简体   繁体   English

严格的别名规则和 'char *' 指针

[英]Strict aliasing rule and 'char *' pointers

The accepted answer to What is the strict aliasing rule?什么是严格别名规则的公认答案? mentions that you can use char * to alias another type but not the other way.提到您可以使用char *来别名另一种类型,但不能使用其他方式。

It doesn't make sense to me — if we have two pointers, one of type char * and another of type struct something * pointing to the same location, how is it possible that the first aliases the second but the second doesn't alias the first?这对我来说没有意义——如果我们有两个指针,一个是char *类型,另一个是struct something *类型,指向同一个位置,第一个怎么可能给第二个起别名,而第二个没有别名首先?

if we have two pointers, one of type char * and another of type struct something * pointing to the same location, how is it possible that the first aliases the second but the second doesn't alias the first?如果我们有两个指针,一个是char *类型,另一个是struct something *类型的指针指向同一个位置,第一个为第二个取别名而第二个不为第一个取别名怎么可能?

It does, but that's not the point.确实如此,但这不是重点。

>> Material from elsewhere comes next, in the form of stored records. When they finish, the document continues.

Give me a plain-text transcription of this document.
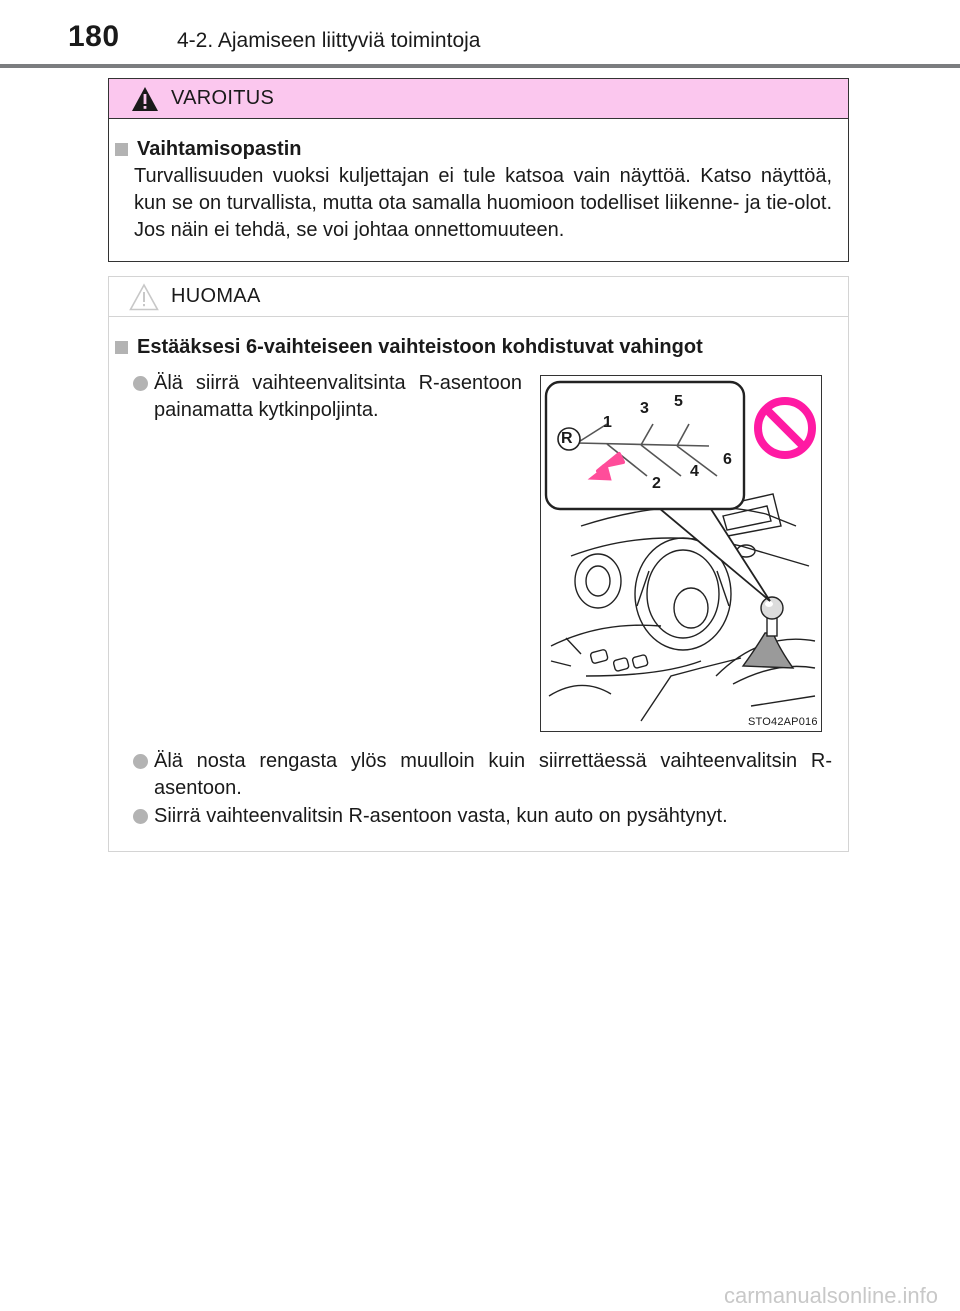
180	4-2. Ajamiseen liittyviä toimintoja
VAROITUS
Vaihtamisopastin

Turvallisuuden vuoksi kuljettajan ei tule katsoa vain näyttöä. Katso näyttöä, kun se on turvallista, mutta ota samalla huomioon todelliset liikenne- ja tie-olot. Jos näin ei tehdä, se voi johtaa onnettomuuteen.

HUOMAA
Estääksesi 6-vaihteiseen vaihteistoon kohdistuvat vahingot

Älä siirrä vaihteenvalitsinta R-asentoon painamatta kytkinpoljinta.

Älä nosta rengasta ylös muulloin kuin siirrettäessä vaihteenvalitsin R-asentoon.

Siirrä vaihteenvalitsin R-asentoon vasta, kun auto on pysähtynyt.

R
1
3 5
2
4
6
STO42AP016
carmanualsonline.info
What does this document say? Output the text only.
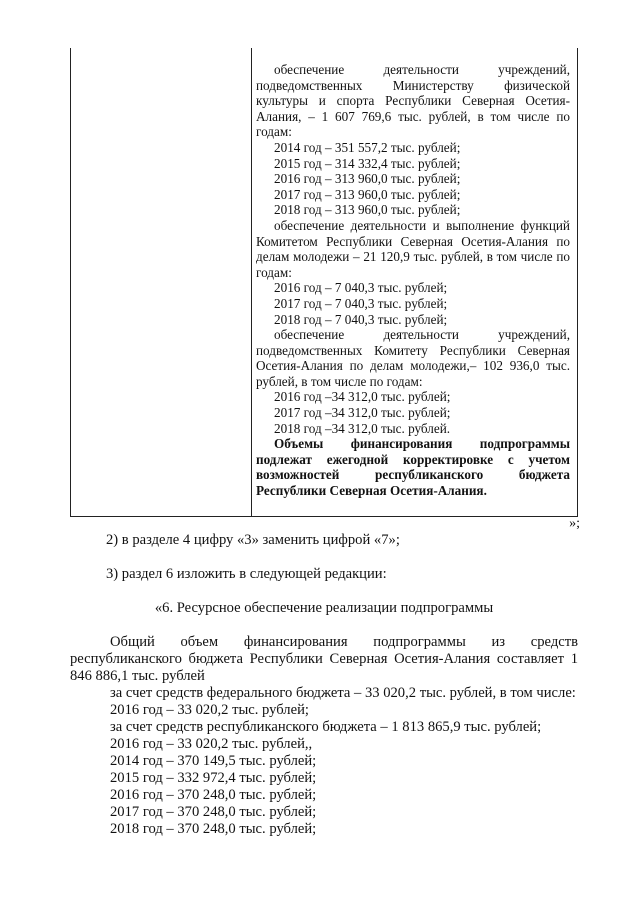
обеспечение деятельности учреждений, подведомственных Министерству физической культуры и спорта Республики Северная Осетия-Алания, – 1 607 769,6 тыс. рублей, в том числе по годам:

2014 год – 351 557,2 тыс. рублей;

2015 год – 314 332,4 тыс. рублей;

2016 год – 313 960,0 тыс. рублей;

2017 год – 313 960,0 тыс. рублей;

2018 год – 313 960,0 тыс. рублей;

обеспечение деятельности и выполнение функций Комитетом Республики Северная Осетия-Алания по делам молодежи – 21 120,9 тыс. рублей, в том числе по годам:

2016 год – 7 040,3 тыс. рублей;

2017 год – 7 040,3 тыс. рублей;

2018 год – 7 040,3 тыс. рублей;

обеспечение деятельности учреждений, подведомственных Комитету Республики Северная Осетия-Алания по делам молодежи,– 102 936,0 тыс. рублей, в том числе по годам:

2016 год –34 312,0 тыс. рублей;

2017 год –34 312,0 тыс. рублей;

2018 год –34 312,0 тыс. рублей.

Объемы финансирования подпрограммы подлежат ежегодной корректировке с учетом возможностей республиканского бюджета Республики Северная Осетия-Алания.

»;
2) в разделе 4 цифру «3» заменить цифрой «7»;
3) раздел 6 изложить в следующей редакции:
«6. Ресурсное обеспечение реализации подпрограммы

Общий объем финансирования подпрограммы из средств республиканского бюджета Республики Северная Осетия-Алания составляет 1 846 886,1 тыс. рублей

за счет средств федерального бюджета – 33 020,2 тыс. рублей, в том числе:

2016 год – 33 020,2 тыс. рублей;

за счет средств республиканского бюджета – 1 813 865,9 тыс. рублей;

2016 год – 33 020,2 тыс. рублей,,

2014 год – 370 149,5 тыс. рублей;

2015 год – 332 972,4 тыс. рублей;

2016 год – 370 248,0 тыс. рублей;

2017 год – 370 248,0 тыс. рублей;

2018 год – 370 248,0 тыс. рублей;
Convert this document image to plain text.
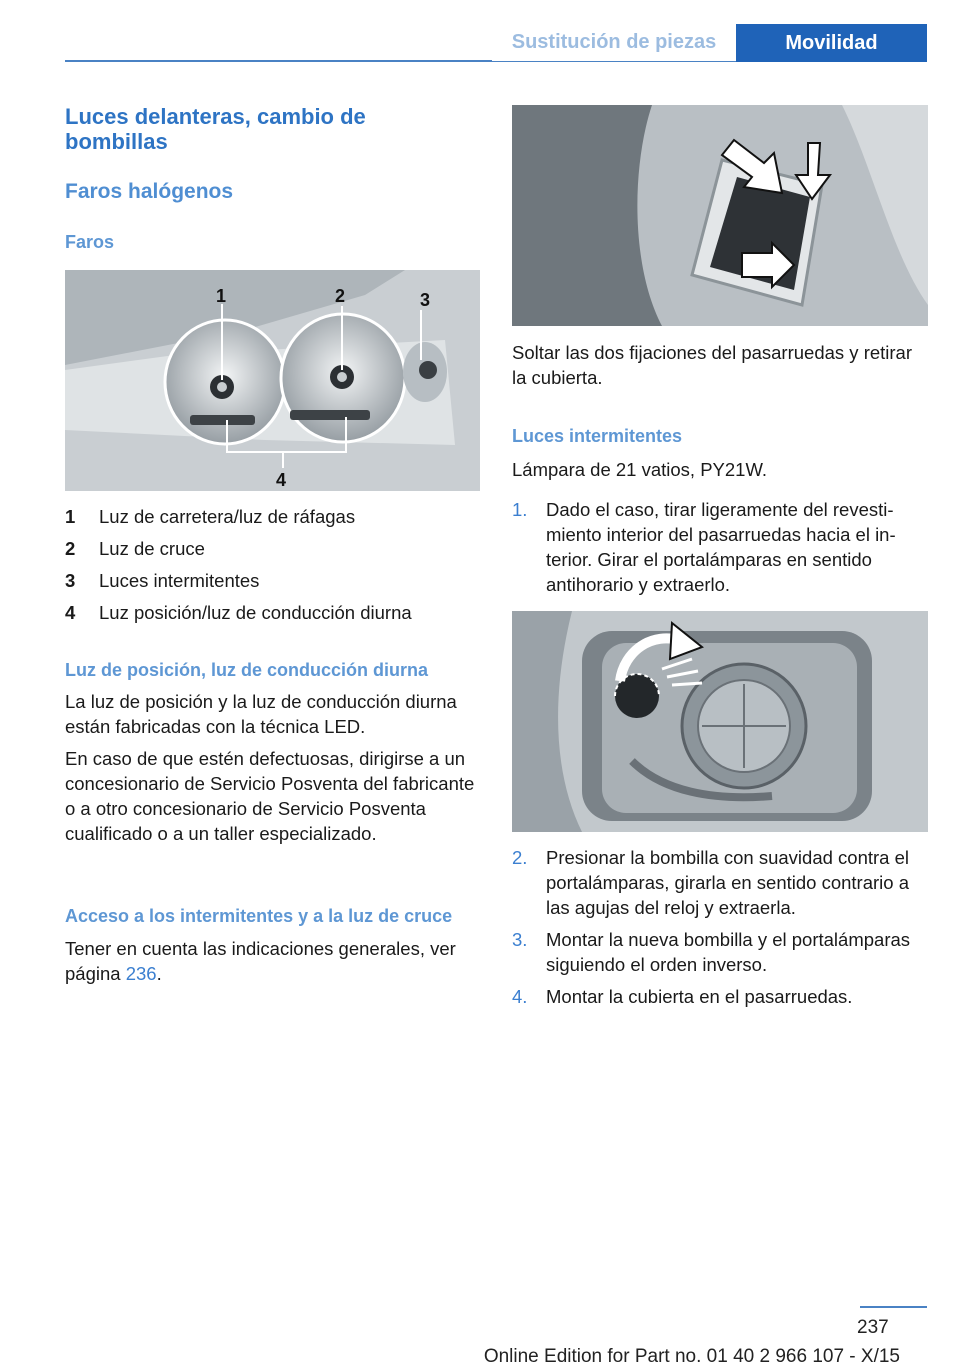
Sustitución de piezas	Movilidad
Luces delanteras, cambio de bombillas
Faros halógenos
Faros
1	2	3
4
1	Luz de carretera/luz de ráfagas
2	Luz de cruce
3	Luces intermitentes
4	Luz posición/luz de conducción diurna
Luz de posición, luz de conducción diurna

La luz de posición y la luz de conducción diurna están fabricadas con la técnica LED.

En caso de que estén defectuosas, dirigirse a un concesionario de Servicio Posventa del fabricante o a otro concesionario de Servicio Posventa cualificado o a un taller especializado.

Acceso a los intermitentes y a la luz de cruce

Tener en cuenta las indicaciones generales, ver página 236.

Soltar las dos fijaciones del pasarruedas y retirar la cubierta.

Luces intermitentes

Lámpara de 21 vatios, PY21W.

1.	Dado el caso, tirar ligeramente del revestimiento interior del pasarruedas hacia el interior. Girar el portalámparas en sentido antihorario y extraerlo.
2.	Presionar la bombilla con suavidad contra el portalámparas, girarla en sentido contrario a las agujas del reloj y extraerla.
3.	Montar la nueva bombilla y el portalámparas siguiendo el orden inverso.
4.	Montar la cubierta en el pasarruedas.
237
Online Edition for Part no. 01 40 2 966 107 - X/15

The point is that if you have one or more struct something s then you may use a char* to read their constituent bytes, but if you have one or more char s then you may not use a struct something* to read them.关键是,如果你有一个或多个struct something ,那么你可以使用char*来读取它们的组成字节,但如果你有一个或多个char ,那么你可能不会使用struct something*来读取它们。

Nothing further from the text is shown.